In any work environment you’ll have your A players, B players, and C players, and one of your biggest jobs as a manager will be to hire, train, and retain your A players. I’ve asked a lot of talented friends of mine from all sorts of backgrounds about their jobs and noticed common themes among the A players: almost every employee who is good at their job but doesn’t like it is frustrated by the indecisiveness around them.
Think about it, the most talented employees want to see action, not procrastination. They get annoyed when their boss won’t listen to their recommendations, or when the business is too slow to move on an action. People are too slow with their decisions, they constantly deliberate and say that they need more information, and they end up putting things off. The best employees hate that, and want an environment where people work quickly and grow quickly.
As a business owner, you need to be able to make decisions quickly, both for your sake and your employees. This is a learned skill, and there’s nothing that I can tell you that will make you better at it. I’m good at making quick decisions because in 2012 my partner and I were moving boxes around and had to come up with answers to all sorts of hard questions every day. The best thing that you can do is practice; make decisions, get back to your team quickly, drive the business forward, and learn. Entrepreneurship is about making decisions with limited information, and if you procrastinate on these decisions you’ll have a hard time growing your business.

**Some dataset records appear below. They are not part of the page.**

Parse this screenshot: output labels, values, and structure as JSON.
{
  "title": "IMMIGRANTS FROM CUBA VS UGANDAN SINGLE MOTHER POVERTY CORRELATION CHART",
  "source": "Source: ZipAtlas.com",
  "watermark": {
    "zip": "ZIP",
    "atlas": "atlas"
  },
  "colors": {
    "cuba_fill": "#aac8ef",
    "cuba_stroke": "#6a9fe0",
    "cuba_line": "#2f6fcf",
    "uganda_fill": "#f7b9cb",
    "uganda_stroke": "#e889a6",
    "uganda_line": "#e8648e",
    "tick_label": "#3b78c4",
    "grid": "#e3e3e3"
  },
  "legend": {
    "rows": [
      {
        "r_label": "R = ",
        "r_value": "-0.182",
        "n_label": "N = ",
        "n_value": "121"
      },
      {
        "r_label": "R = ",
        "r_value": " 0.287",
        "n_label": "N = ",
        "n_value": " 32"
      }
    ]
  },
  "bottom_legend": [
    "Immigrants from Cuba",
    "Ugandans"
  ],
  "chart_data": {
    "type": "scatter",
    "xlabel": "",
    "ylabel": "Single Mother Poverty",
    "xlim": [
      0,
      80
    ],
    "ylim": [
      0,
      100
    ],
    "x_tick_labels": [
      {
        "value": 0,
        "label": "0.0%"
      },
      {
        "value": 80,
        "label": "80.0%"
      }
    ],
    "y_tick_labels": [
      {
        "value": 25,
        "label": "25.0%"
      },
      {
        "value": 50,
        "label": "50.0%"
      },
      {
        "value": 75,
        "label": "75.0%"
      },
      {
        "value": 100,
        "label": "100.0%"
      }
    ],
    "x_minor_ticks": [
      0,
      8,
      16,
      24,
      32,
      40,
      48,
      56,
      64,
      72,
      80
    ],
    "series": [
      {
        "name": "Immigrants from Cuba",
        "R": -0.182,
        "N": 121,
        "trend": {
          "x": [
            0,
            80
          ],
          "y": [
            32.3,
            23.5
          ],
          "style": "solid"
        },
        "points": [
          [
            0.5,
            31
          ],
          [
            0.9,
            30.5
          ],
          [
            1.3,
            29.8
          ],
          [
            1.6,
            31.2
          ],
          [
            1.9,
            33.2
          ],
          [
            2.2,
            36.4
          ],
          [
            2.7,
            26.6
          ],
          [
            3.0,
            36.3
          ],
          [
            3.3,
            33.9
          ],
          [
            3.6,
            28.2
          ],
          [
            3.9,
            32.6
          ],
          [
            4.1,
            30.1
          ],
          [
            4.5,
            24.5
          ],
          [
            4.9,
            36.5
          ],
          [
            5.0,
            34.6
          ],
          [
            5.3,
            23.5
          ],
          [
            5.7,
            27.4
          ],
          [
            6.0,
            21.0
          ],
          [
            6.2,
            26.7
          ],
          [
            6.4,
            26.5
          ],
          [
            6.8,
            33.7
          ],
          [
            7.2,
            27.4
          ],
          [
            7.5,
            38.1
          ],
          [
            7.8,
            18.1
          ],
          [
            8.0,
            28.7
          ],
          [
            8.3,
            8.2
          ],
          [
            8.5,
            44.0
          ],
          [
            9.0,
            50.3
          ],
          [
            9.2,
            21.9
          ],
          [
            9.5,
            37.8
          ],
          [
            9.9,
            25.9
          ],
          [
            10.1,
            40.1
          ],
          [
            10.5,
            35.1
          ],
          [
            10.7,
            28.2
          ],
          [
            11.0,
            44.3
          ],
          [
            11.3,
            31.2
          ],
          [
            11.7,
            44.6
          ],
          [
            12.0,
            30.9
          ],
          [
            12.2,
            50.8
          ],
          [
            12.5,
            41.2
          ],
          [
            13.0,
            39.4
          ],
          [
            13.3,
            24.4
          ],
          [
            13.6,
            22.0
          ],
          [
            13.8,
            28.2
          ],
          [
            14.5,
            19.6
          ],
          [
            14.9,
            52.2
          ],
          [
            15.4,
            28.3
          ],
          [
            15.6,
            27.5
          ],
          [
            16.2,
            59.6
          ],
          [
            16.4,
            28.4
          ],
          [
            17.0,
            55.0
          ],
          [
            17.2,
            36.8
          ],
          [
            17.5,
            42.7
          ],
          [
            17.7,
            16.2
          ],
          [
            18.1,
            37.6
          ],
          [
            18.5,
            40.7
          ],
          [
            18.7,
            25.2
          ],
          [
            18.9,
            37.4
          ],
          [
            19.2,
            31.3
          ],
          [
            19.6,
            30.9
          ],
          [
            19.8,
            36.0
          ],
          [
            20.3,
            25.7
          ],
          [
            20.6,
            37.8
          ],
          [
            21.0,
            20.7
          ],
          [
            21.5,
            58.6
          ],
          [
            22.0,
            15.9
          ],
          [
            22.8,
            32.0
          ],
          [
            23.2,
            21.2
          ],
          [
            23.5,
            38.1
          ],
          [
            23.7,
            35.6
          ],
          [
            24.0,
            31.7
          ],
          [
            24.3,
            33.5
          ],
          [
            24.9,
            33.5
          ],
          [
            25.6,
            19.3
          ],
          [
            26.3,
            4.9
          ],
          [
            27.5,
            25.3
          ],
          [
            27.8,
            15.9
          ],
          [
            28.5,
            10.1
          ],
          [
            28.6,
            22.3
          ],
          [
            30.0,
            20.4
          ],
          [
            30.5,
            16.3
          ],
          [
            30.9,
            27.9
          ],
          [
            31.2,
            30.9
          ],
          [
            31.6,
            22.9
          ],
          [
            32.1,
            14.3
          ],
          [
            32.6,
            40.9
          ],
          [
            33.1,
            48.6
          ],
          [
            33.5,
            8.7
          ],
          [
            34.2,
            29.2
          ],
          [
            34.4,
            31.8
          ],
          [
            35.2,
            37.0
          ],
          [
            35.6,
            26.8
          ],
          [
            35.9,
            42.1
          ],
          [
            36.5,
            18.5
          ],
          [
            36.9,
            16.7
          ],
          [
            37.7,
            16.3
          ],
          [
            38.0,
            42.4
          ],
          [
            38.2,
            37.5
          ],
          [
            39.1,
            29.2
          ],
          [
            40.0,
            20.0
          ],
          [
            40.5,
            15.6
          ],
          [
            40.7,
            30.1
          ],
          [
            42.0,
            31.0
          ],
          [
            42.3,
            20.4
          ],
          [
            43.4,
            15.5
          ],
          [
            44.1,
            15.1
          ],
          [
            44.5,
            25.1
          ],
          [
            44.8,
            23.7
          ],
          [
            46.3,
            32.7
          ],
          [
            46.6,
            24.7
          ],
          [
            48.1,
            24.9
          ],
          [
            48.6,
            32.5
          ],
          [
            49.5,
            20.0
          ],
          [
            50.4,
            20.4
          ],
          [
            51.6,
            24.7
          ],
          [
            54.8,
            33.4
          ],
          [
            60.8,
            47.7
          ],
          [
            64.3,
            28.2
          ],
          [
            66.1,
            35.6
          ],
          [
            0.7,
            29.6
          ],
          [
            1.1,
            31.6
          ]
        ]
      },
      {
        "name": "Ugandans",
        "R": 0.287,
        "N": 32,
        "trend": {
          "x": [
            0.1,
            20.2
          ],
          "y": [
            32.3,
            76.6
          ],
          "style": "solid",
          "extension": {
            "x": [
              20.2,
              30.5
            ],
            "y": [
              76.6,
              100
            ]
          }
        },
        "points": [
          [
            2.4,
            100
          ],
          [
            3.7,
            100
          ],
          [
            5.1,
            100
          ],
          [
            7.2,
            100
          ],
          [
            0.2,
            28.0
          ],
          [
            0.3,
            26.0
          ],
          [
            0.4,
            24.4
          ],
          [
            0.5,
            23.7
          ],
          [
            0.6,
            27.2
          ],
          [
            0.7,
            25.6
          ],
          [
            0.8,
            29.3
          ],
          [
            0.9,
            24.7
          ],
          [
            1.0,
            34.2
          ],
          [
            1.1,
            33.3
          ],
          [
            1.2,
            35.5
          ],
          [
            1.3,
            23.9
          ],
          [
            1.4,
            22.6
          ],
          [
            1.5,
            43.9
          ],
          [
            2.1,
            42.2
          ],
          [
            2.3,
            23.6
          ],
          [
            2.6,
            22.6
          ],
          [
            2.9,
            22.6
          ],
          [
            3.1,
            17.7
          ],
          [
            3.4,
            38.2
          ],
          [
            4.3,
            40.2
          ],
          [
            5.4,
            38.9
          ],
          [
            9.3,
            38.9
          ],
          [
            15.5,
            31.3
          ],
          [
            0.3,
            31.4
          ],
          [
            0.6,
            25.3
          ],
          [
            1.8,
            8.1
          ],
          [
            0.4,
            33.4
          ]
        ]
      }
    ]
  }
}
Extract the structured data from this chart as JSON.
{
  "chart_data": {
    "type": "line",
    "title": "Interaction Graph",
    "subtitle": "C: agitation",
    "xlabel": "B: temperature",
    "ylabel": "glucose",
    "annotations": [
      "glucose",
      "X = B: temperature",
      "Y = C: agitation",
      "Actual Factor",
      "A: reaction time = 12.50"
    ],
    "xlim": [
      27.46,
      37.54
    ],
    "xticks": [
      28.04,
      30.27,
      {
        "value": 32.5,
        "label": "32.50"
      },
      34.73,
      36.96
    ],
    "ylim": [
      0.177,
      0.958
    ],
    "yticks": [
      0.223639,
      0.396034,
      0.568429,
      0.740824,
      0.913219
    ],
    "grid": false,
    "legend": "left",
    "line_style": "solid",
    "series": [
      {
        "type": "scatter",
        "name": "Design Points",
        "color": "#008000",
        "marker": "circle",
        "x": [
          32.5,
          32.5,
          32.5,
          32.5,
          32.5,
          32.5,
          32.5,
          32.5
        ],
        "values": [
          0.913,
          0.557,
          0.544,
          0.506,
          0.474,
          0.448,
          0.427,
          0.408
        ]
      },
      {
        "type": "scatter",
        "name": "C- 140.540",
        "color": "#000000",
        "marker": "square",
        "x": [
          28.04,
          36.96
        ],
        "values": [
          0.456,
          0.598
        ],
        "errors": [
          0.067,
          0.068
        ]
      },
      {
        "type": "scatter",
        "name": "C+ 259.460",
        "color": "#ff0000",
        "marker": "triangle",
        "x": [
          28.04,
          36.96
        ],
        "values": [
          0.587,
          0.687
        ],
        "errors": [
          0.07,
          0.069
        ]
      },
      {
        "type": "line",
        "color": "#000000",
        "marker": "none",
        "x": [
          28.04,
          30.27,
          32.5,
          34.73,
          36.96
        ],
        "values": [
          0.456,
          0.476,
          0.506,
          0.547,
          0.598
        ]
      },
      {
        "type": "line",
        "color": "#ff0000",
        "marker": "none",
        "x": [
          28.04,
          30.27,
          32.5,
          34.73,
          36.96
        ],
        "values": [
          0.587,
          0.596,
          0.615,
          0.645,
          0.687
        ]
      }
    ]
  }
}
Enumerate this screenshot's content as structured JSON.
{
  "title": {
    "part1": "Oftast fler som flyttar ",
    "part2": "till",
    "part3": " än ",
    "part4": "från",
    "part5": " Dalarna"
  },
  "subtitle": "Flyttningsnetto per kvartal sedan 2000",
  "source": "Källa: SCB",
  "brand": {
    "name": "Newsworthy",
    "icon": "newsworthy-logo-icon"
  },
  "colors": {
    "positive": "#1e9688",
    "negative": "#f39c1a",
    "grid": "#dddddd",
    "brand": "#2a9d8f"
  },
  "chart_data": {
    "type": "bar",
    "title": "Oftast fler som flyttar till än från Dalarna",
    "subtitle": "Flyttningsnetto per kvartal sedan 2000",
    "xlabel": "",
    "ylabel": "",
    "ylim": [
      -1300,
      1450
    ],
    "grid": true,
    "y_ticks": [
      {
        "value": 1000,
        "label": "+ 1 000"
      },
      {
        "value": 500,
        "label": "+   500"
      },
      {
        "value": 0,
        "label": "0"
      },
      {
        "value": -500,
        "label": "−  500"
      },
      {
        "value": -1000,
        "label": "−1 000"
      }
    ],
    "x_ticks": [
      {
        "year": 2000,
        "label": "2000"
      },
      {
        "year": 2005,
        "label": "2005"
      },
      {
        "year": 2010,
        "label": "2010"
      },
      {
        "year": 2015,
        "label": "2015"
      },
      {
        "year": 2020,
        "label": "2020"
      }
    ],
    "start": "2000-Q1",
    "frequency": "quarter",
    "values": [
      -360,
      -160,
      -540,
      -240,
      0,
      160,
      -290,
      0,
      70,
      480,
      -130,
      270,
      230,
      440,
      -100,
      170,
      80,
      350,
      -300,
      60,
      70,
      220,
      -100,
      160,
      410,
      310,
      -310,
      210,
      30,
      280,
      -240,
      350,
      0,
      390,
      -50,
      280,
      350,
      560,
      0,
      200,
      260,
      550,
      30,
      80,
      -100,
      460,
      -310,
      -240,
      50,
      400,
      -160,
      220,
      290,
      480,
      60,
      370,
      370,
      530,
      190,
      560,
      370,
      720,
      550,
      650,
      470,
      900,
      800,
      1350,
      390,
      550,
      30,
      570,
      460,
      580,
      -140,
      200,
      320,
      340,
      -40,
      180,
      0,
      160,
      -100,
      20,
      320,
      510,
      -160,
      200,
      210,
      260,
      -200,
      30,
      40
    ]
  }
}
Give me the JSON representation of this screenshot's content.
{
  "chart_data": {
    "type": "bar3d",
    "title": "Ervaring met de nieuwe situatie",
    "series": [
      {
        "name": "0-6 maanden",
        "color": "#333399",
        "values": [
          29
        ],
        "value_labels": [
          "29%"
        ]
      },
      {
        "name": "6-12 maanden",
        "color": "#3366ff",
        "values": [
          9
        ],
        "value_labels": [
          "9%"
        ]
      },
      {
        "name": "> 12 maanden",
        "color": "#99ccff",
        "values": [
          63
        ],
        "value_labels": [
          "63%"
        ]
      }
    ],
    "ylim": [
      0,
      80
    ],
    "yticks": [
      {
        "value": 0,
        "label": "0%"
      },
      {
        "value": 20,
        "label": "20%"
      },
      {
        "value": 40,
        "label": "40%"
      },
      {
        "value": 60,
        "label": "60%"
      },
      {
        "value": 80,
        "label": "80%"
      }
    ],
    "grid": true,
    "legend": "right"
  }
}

When making decisions, you can’t lose the forest for the trees. There are hundreds of variables in any decision, but you need to focus on the few that really drive the outcome. In the self-storage market I can look at property sizes, family sizes, average income, whether or not houses in the markets have basements, competition, and all sorts of different factors. But I’m mainly focused on if we can raise rents in the first year and if the location makes an attractive investment option. If both of these are yes, they represent serious opportunities, and I don’t need to worry about basements.
Get uncomfortable, make decisions, and move, and you’ll learn so much in a short amount of time. Too many people are afraid of making decisions, so developing the skill will set you apart. Making the wrong decision can be costly, but it’s indecision that will cost you the most at the end of the day.
Great employees are also frustrated when they see low competence around them. If an A player is surrounded by people doing the bare minimum or who can’t figure out how to do their jobs, they’ll get frustrated and leave. B players are fine, but C players will drag the people around them down, and you need to let them go before you lose your good people.